Potential product security bypass vulnerability in McAfee Application and Change Control (MACC) prior to version 8.3.4 allows a locally logged in attacker to circumvent the application solidification protection provided by MACC, permitting them to run applications that would usually be prevented by MACC. This would require the attacker to rename the specified binary to match name of any configured updater and perform a specific set of steps, resulting in the renamed binary to be to run.
This vulnerability carries a HIGH severity rating with a CVSS v3.1 score of 7.1, requiring local system access to exploit with relatively low complexity without requiring user interaction requiring only low-level privileges . The vulnerability impacts integrity (unauthorized modifications), and availability (service disruption) for affected systems. Impacting 1 product from mcafee organizations running these solutions should prioritize assessment and patching.

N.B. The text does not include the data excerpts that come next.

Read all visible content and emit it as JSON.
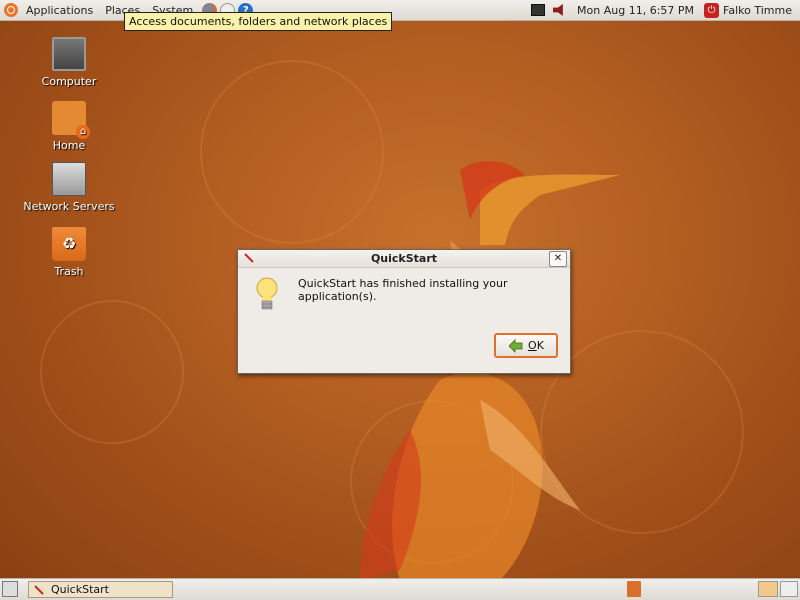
{
  "top_panel": {
    "menu": [
      "Applications",
      "Places",
      "System"
    ],
    "clock": "Mon Aug 11,  6:57 PM",
    "user": "Falko Timme",
    "launchers": [
      "firefox-icon",
      "mail-icon",
      "help-icon"
    ],
    "help_glyph": "?"
  },
  "tooltip": "Access documents, folders and network places",
  "desktop_icons": [
    {
      "label": "Computer",
      "icon": "computer-icon"
    },
    {
      "label": "Home",
      "icon": "home-folder-icon"
    },
    {
      "label": "Network Servers",
      "icon": "network-servers-icon"
    },
    {
      "label": "Trash",
      "icon": "trash-icon"
    }
  ],
  "dialog": {
    "title": "QuickStart",
    "message": "QuickStart has finished installing your application(s).",
    "ok_label_underlined": "O",
    "ok_label_rest": "K",
    "close_glyph": "✕"
  },
  "taskbar": {
    "tasks": [
      {
        "label": "QuickStart"
      }
    ]
  },
  "colors": {
    "accent": "#e07030",
    "panel": "#dedad3",
    "tooltip": "#f8f3a8",
    "desktop": "#b45f22"
  }
}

Reported in 2022, this vulnerability emerged during an era marked by increased sophistication in supply chain attacks, cloud infrastructure vulnerabilities, and software-as-a-service (SaaS) security challenges. Security practices during this period emphasized zero-trust architectures, container security, and API protection.
2022-01-04T10:15:07.977
2024-11-21T06:06:19.177
Modified
CVSSv3.1: 7.1 (HIGH)
AV:L/AC:L/Au:N/C:P/I:P/A:P
3.9
6.4
| Type | Vendor | Product | Version/Range | Vulnerable? |
|---|---|---|---|---|
| Application | mcafee | application_and_change_control | < 8.3.4 | Yes |
SecUtils normalizes and enriches National Vulnerability Database (NVD) records by standardizing vendor and product identifiers, aggregating vulnerability metadata from both NVD and MITRE sources, and providing structured context for security teams. For mcafee's affected products, we extract Common Platform Enumeration (CPE) data, Common Weakness Enumeration (CWE) classifications, CVSS severity metrics, and reference data to enable rapid vulnerability prioritization and asset correlation. This record contains no exploit code, proof-of-concept instructions, or attack methodologies—only defensive intelligence necessary for patch management, risk assessment, and security operations.